6 Best Practices For Your E-commerce Business That Will Improve Your Customer’s Online Shopping Experience
by April 22, 2015 1,476 views0
When a customer visits an e-commerce website a world of opportunities open up for online business owners. There is no question that making a sale should be every e-commerce brand’s priority, but there are a number of build-ups to that sale that many e-commerce brands haven’t implemented successfully.
For a brand, a build-up to a sale is the business equivalent of a heavyweight championship bout between two boxers. The difference being that this business build-up happens all the time. Let’s take a look at 6 best practices that can help your e-commerce brand build-up to a spectacular sale, every day of the year.
Get rid of pre-checkout registration process
When customers are looking to make a purchase their priorities include finding the right product and completing their transaction. What is not part of their priority list at that point in time is creating an account on your website. If you force customers to create an account before they can complete the transaction process, you stand the risk of irking your customers.
You must ensure that customers are able to complete their transactions without having to go through the hassles of registration and account creation. You can always give your customers the option of creating an account once the transaction is complete. Ease of use is the keyphrase here.

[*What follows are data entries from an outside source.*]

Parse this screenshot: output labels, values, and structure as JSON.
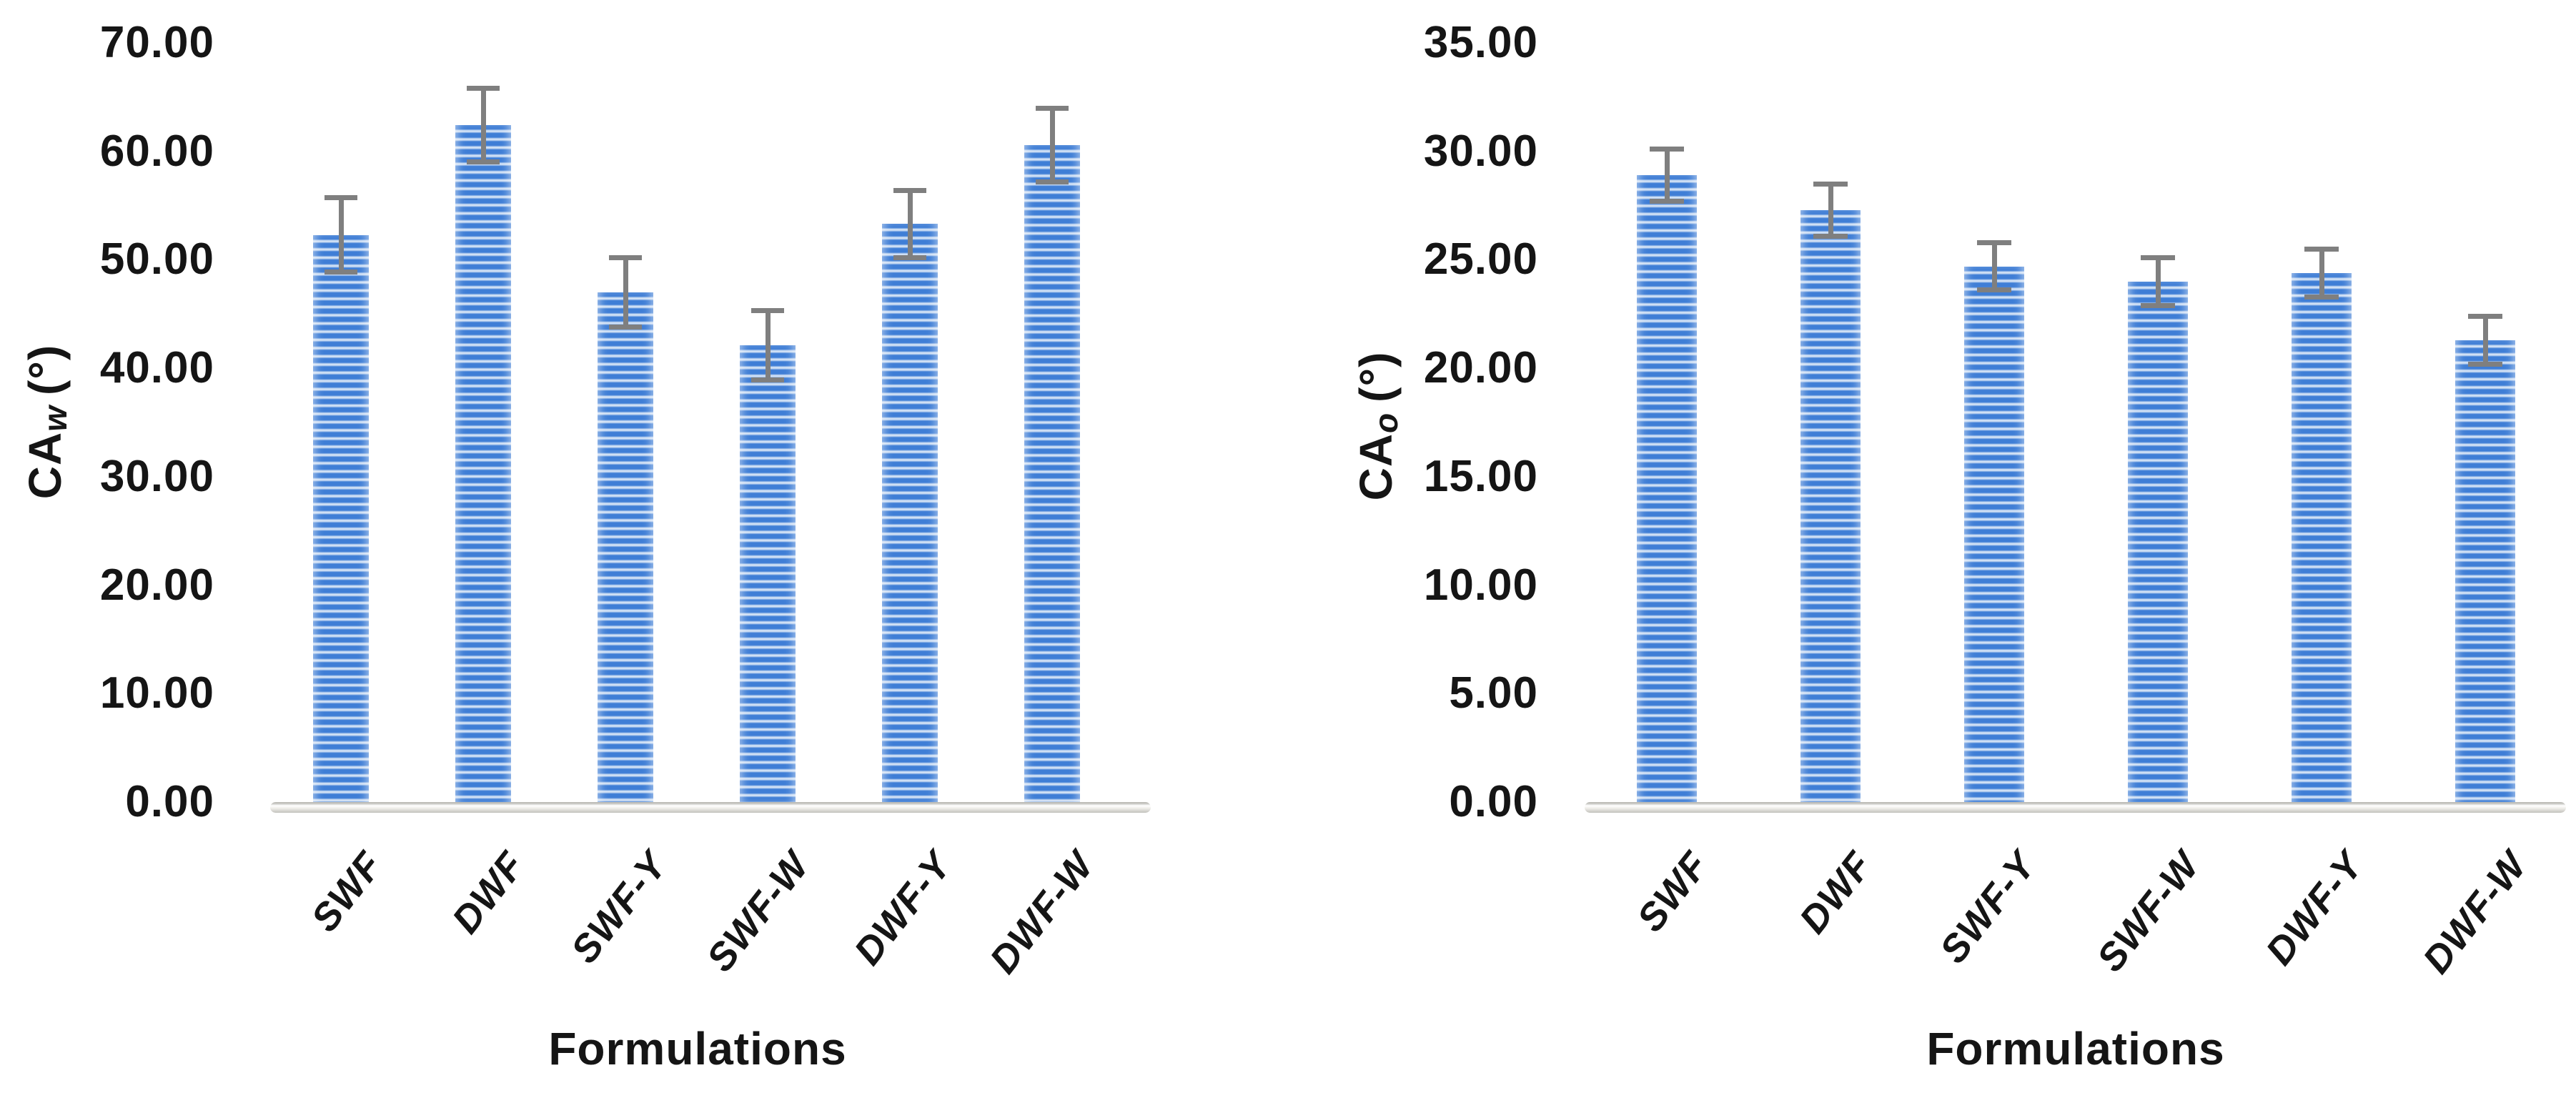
{
  "figure": {
    "background": "#ffffff"
  },
  "chart_data": [
    {
      "type": "bar",
      "title": "",
      "xlabel": "Formulations",
      "ylabel": {
        "main": "CA",
        "sub": "w",
        "unit": "(°)"
      },
      "categories": [
        "SWF",
        "DWF",
        "SWF-Y",
        "SWF-W",
        "DWF-Y",
        "DWF-W"
      ],
      "values": [
        52.3,
        62.4,
        47.0,
        42.1,
        53.3,
        60.6
      ],
      "errors": [
        3.4,
        3.4,
        3.2,
        3.2,
        3.1,
        3.4
      ],
      "ylim": [
        0,
        70
      ],
      "ystep": 10,
      "yticks": [
        "0.00",
        "10.00",
        "20.00",
        "30.00",
        "40.00",
        "50.00",
        "60.00",
        "70.00"
      ],
      "grid": false,
      "legend": null,
      "bar_style": "horizontal-stripes",
      "error_bars": "plus-minus"
    },
    {
      "type": "bar",
      "title": "",
      "xlabel": "Formulations",
      "ylabel": {
        "main": "CA",
        "sub": "o",
        "unit": "(°)"
      },
      "categories": [
        "SWF",
        "DWF",
        "SWF-Y",
        "SWF-W",
        "DWF-Y",
        "DWF-W"
      ],
      "values": [
        28.9,
        27.3,
        24.7,
        24.0,
        24.4,
        21.3
      ],
      "errors": [
        1.2,
        1.2,
        1.1,
        1.1,
        1.1,
        1.1
      ],
      "ylim": [
        0,
        35
      ],
      "ystep": 5,
      "yticks": [
        "0.00",
        "5.00",
        "10.00",
        "15.00",
        "20.00",
        "25.00",
        "30.00",
        "35.00"
      ],
      "grid": false,
      "legend": null,
      "bar_style": "horizontal-stripes",
      "error_bars": "plus-minus"
    }
  ],
  "colors": {
    "bar_primary": "#3F7ED6",
    "bar_stripe_light": "#A9C6EC",
    "bar_stripe_pale": "#E2ECF9",
    "error_bar": "#7F7F7F",
    "axis_floor": "#D9D7D2",
    "text": "#151515",
    "background": "#FFFFFF"
  }
}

Use Social to validate yourself
Let’s face it, we are in the year 2015 and e-commerce is not really a hidden mystery to customers. E-commerce is a mammoth industry all its own and that means there is a plethora of e-commerce marketplaces for customers to choose from. However, more options doesn’t necessarily translate into better options and customers are vary of the authenticity of new e-commerce websites.
Whilst customers do show trust in some of the bigger names in this industry, trusting a new e-commerce platform is not always an easy decision for a customer. This is where social validation comes in. You must include testimonial, reviews, or any press coverage of your business on your e-commerce website itself. This helps reduce customer apprehension. Trust is the keyword here and you can’t ask your customer to trust you, instead you have to give them reasons to trust you.

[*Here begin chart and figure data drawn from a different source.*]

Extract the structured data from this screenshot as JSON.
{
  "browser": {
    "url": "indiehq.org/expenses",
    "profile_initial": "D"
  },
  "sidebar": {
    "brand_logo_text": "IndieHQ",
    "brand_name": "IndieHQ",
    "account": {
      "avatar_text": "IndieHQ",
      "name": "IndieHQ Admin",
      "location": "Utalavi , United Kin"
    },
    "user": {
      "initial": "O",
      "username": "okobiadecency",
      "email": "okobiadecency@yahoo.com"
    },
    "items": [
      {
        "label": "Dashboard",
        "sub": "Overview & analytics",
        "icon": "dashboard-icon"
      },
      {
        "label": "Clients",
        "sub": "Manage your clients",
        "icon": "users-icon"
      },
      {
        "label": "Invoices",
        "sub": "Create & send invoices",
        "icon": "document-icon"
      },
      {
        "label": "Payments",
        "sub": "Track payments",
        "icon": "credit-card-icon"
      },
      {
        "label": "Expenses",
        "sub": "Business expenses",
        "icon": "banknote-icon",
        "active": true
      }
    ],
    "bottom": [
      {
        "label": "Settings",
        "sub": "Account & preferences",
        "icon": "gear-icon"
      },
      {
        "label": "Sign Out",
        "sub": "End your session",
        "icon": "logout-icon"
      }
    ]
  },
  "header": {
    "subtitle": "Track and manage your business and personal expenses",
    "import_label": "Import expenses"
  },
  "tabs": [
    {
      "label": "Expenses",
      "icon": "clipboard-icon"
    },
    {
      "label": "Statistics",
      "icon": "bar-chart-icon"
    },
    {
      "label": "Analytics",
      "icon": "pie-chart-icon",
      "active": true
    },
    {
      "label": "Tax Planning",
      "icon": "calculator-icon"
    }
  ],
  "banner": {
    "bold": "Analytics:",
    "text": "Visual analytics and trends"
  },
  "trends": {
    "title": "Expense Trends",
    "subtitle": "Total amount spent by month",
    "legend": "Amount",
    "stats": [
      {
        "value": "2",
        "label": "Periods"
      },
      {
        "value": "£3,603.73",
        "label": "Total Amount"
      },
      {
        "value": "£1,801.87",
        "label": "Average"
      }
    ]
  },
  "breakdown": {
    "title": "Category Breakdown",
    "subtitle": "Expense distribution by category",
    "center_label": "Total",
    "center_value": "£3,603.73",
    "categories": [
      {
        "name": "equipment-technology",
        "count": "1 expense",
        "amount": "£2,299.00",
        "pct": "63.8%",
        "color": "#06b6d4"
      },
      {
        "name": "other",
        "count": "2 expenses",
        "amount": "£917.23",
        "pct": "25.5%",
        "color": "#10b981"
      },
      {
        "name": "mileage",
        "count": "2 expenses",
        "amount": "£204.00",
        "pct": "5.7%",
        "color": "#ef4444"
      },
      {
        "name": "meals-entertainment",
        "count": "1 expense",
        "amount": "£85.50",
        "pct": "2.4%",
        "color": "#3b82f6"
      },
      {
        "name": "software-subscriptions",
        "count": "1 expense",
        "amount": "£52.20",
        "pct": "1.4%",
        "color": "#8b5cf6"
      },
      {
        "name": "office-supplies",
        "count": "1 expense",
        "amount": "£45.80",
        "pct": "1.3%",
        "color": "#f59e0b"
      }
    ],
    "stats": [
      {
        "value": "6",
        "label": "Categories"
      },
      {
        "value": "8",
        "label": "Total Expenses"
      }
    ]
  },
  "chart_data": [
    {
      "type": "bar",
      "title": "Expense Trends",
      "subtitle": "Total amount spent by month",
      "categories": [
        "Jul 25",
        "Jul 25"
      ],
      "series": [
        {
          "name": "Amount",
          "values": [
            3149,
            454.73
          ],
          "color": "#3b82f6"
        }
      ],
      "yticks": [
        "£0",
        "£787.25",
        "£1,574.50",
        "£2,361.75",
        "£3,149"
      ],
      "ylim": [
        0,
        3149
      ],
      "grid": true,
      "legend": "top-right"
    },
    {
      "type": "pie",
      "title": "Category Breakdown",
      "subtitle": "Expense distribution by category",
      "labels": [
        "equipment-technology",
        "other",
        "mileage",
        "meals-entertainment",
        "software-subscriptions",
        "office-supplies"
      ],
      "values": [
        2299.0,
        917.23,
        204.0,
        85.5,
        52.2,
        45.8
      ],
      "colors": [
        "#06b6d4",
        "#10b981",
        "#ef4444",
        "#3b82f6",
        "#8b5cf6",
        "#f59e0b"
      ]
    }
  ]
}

Create Individual product pages and write original product descriptions
Each product on your e-commerce website should have its own individual product page. Do not club multiple products into a single page because customers want to see what they want to buy. Also, the average attention span of humans isn’t something to be proud of.
Never include a manufacturer’s product description. Product descriptions need to be informative and the content describing the product must be original. This allows you to stand out from the crowd of e-commerce brands which have listed the same product on their websites. Original content is always more engaging than something that has been read time and time again. Engagement is the keyword here.
Create a “best-selling products” section
A best-selling products section will help your customers make better buying decisions. Products listed under the best-selling section can potentially lead your customer to choose a better product, in terms of cost or quality. Apart from positively influencing your customers’ buying decision such a section can also serve as their “buyer’s catalogue”. Shopping is essentially a human condition, some prefer to call it a hobby, others are compulsive buyers.
Apart from customers who genuinely are in need of a product, there is a very large section of people who will buy good products if you show them good products. Visibility is the keyword here.
Use high-quality photographs
In the world of online shopping the closest thing to a real product is a photograph of the product. When customers visit an e-commerce website looking for a particular product they want to assess the product’s quality through whatever medium is made available to them on the website. While it is impossible to actually assess a product’s quality looking at a digital version of it, photographs play a key role in making the product as desirable as possible.
Until the day holograms become commonplace and making them accessible through a web browser becomes the norm, stick to using high-quality product photographs. Visual appeal is the keyphrase here.
Make the checkout page clean, simple, and unambiguous
By the time customers reach the checkout page they have already decided what they want to buy. List out the order quantity, an easy to understand item and price list, and as mentioned earlier let them carry on with the transaction process instead of forcing them to create an account.
In case the visitor is a returning customer use auto-populate to complete the essential details and allow customers to edit these details in case they want to. Also, make sure you have as many payment options available to the customer as possible. Simplicity and clarity are keywords here.